FAQ, Fragen und Anworten rund um die Vermietung

FAQs

Ich möchte einen Anhänger mieten, Wie geht das?


Sie können uns gerne Mo - So von 08:00 - 20:00 Uhr telefonisch erreichen. Oder mittels Kontaktformular: -Anfrage vermietung- eine Anfrage schicken. Wichtige Informationen die wir von Ihnen benötigen: Welchen Anhänger benötigen Sie? Von wo nach wohin geht die Fahrt ?, Führerscheinklasse E/B vorhanden? Wie viel Kilo (Gesamtgewicht) hat Ihre Ladung ? Zeitraum?




Was soll ich bei der Abholung des Anhängers mitnehmen?
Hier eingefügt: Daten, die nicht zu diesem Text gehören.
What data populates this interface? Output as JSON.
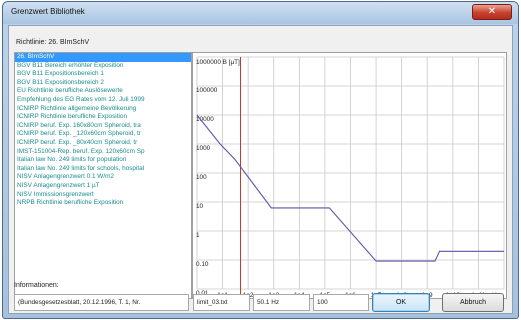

Folgendes bitte mitbringen:

  1. Führerschein, Personalausweiß
  2. Zulassungsschein Zugfahrzeug
  3. Kaution: 200€, in bar, Mietpreis. Für jeden Vermietung muss bei uns eine Kaution hinterlegt werden. Wenn der gemietete Anhänger wieder in gutem Zustand bei uns abgeliefert wird, bekommen Sie die Kaution zurück.
  4. Weiters wird noch der Mietvertrag ausgefüllt - und los gehts.
Bei Abholung werden die Führerscheinklassen (z.b. E/B Führerschein) sowie alle erforderlichen Gewichte des Zugfahrzeuges & Anhängers kontrolliert. Bitte teilen Sie uns bereits bei der Reservierung mit, ob Sie Befestigungsgurte benötigen, damit wir diese gleich bereitstellen können, wenn Sie den Anhänger abholen.




Welchen Anhänger darf ich/mein Auto überhaupt ziehen?
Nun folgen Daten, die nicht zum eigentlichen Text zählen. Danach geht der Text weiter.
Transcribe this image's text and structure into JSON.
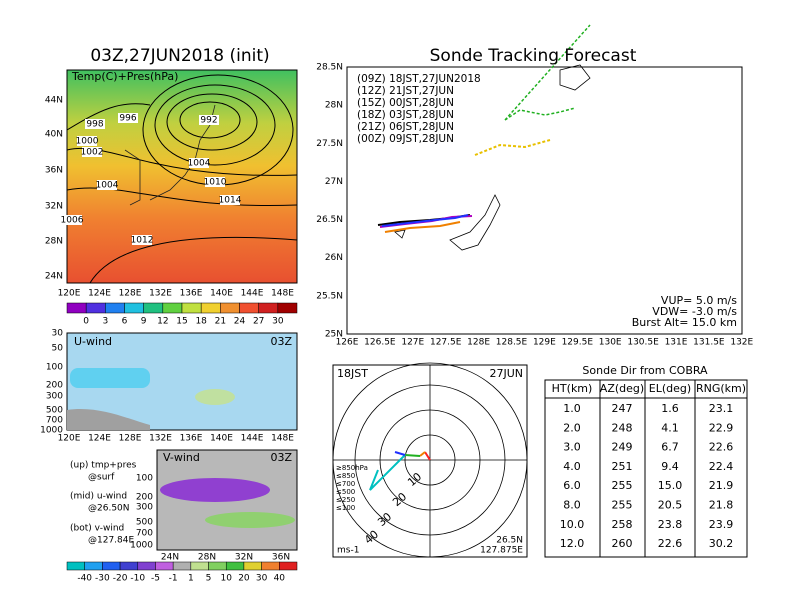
{
  "map_panel": {
    "title": "03Z,27JUN2018 (init)",
    "label": "Temp(C)+Pres(hPa)",
    "lat_labels": [
      "44N",
      "40N",
      "36N",
      "32N",
      "28N",
      "24N"
    ],
    "lon_labels": [
      "120E",
      "124E",
      "128E",
      "132E",
      "136E",
      "140E",
      "144E",
      "148E"
    ],
    "colorbar_labels": [
      "0",
      "3",
      "6",
      "9",
      "12",
      "15",
      "18",
      "21",
      "24",
      "27",
      "30"
    ],
    "contour_labels": [
      "996",
      "998",
      "1000",
      "1002",
      "1004",
      "992",
      "1004",
      "1010",
      "1014",
      "1012",
      "1006"
    ]
  },
  "u_wind_panel": {
    "label": "U-wind",
    "time": "03Z",
    "pressure_labels": [
      "30",
      "50",
      "100",
      "200",
      "300",
      "500",
      "700",
      "1000"
    ],
    "lon_labels": [
      "120E",
      "124E",
      "128E",
      "132E",
      "136E",
      "140E",
      "144E",
      "148E"
    ]
  },
  "notes": [
    "(up) tmp+pres",
    "@surf",
    "(mid) u-wind",
    "@26.50N",
    "(bot) v-wind",
    "@127.84E"
  ],
  "v_wind_panel": {
    "label": "V-wind",
    "time": "03Z",
    "pressure_labels": [
      "100",
      "200",
      "300",
      "500",
      "700",
      "1000"
    ],
    "lat_labels": [
      "24N",
      "28N",
      "32N",
      "36N"
    ]
  },
  "wind_colorbar_labels": [
    "-40",
    "-30",
    "-20",
    "-10",
    "-5",
    "-1",
    "1",
    "5",
    "10",
    "20",
    "30",
    "40"
  ],
  "track_panel": {
    "title": "Sonde Tracking Forecast",
    "lat_labels": [
      "28.5N",
      "28N",
      "27.5N",
      "27N",
      "26.5N",
      "26N",
      "25.5N",
      "25N"
    ],
    "lon_labels": [
      "126E",
      "126.5E",
      "127E",
      "127.5E",
      "128E",
      "128.5E",
      "129E",
      "129.5E",
      "130E",
      "130.5E",
      "131E",
      "131.5E",
      "132E"
    ],
    "legend": [
      {
        "text": "(09Z) 18JST,27JUN2018",
        "color": "#000000"
      },
      {
        "text": "(12Z) 21JST,27JUN",
        "color": "#b000c0"
      },
      {
        "text": "(15Z) 00JST,28JUN",
        "color": "#2030ff"
      },
      {
        "text": "(18Z) 03JST,28JUN",
        "color": "#20b020"
      },
      {
        "text": "(21Z) 06JST,28JUN",
        "color": "#e8c000"
      },
      {
        "text": "(00Z) 09JST,28JUN",
        "color": "#f08000"
      }
    ],
    "parameters": [
      "VUP= 5.0 m/s",
      "VDW= -3.0 m/s",
      "Burst Alt= 15.0 km"
    ]
  },
  "polar_panel": {
    "time": "18JST",
    "date": "27JUN",
    "lat": "26.5N",
    "lon": "127.875E",
    "unit": "ms-1",
    "ring_labels": [
      "10",
      "20",
      "30",
      "40"
    ],
    "legend": [
      {
        "text": "≥850hPa",
        "color": "#ff2020"
      },
      {
        "text": "≤850",
        "color": "#f08000"
      },
      {
        "text": "≤700",
        "color": "#e8c000"
      },
      {
        "text": "≤500",
        "color": "#20b020"
      },
      {
        "text": "≤250",
        "color": "#00c0c0"
      },
      {
        "text": "≤100",
        "color": "#2030ff"
      }
    ]
  },
  "table": {
    "title": "Sonde Dir from COBRA",
    "header": [
      "HT(km)",
      "AZ(deg)",
      "EL(deg)",
      "RNG(km)"
    ],
    "rows": [
      [
        "1.0",
        "247",
        "1.6",
        "23.1"
      ],
      [
        "2.0",
        "248",
        "4.1",
        "22.9"
      ],
      [
        "3.0",
        "249",
        "6.7",
        "22.6"
      ],
      [
        "4.0",
        "251",
        "9.4",
        "22.4"
      ],
      [
        "6.0",
        "255",
        "15.0",
        "21.9"
      ],
      [
        "8.0",
        "255",
        "20.5",
        "21.8"
      ],
      [
        "10.0",
        "258",
        "23.8",
        "23.9"
      ],
      [
        "12.0",
        "260",
        "22.6",
        "30.2"
      ]
    ]
  }
}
Quelle: ÖAMTC Anhänger: Vorschriften zum Ziehen von Anhängern Beim Ziehen von Anhängern ist vor allem darauf zu achten, dass die Gewichtslimits (insbesondere auch die Stützlast) nicht überschritten werden. Welche Arten von Anhängern dürfen gezogen werden? Grundsätzlich dürfen nur solche Anhänger gezogen werden, bei denen die Gewichtslimits (insbesondere auch die Stützlast; siehe auch Daten im Zulassungsschein) nicht überschritten werden. 1. Leichte (bis 750 kg höchstzulässiges Gesamtgewicht), ungebremste Anhänger:
wenn das Doppelte des tatsächlichen Anhängergewichtes (Eigengewicht und Zuladung) das um das 75 kg erhöhte Eigengewicht des Zugfahrzeuges nicht übersteigt

Beispiel: Eigengewicht Zugfahrzeug (z.B. 965 kg) + 75 kg = 1.040 kg
1.040 kg : 2 = 520 kg (=tatsächliches Gesamtgewicht (Eigengewicht plus Beladung) des Anhängers)
2. Auflaufgebremste schwere Anhänger:
wenn das tatsächliche Gesamtgewicht (Eigengewicht plus Zuladung) des Anhängers weder das höchste zulässige Gesamtgewicht des Zugfahrzeuges - bei geländegängigen Fahrzeugen der Klasse M1 und N1 (Zusatz "G" im Zulassungsschein bei der Fahrzeugklasse) ist das 1,5-fache des höchstzulässigen Gesamtgewichtes maßgebend - noch den bei der Genehmigung festgesetzten Wert übersteigt.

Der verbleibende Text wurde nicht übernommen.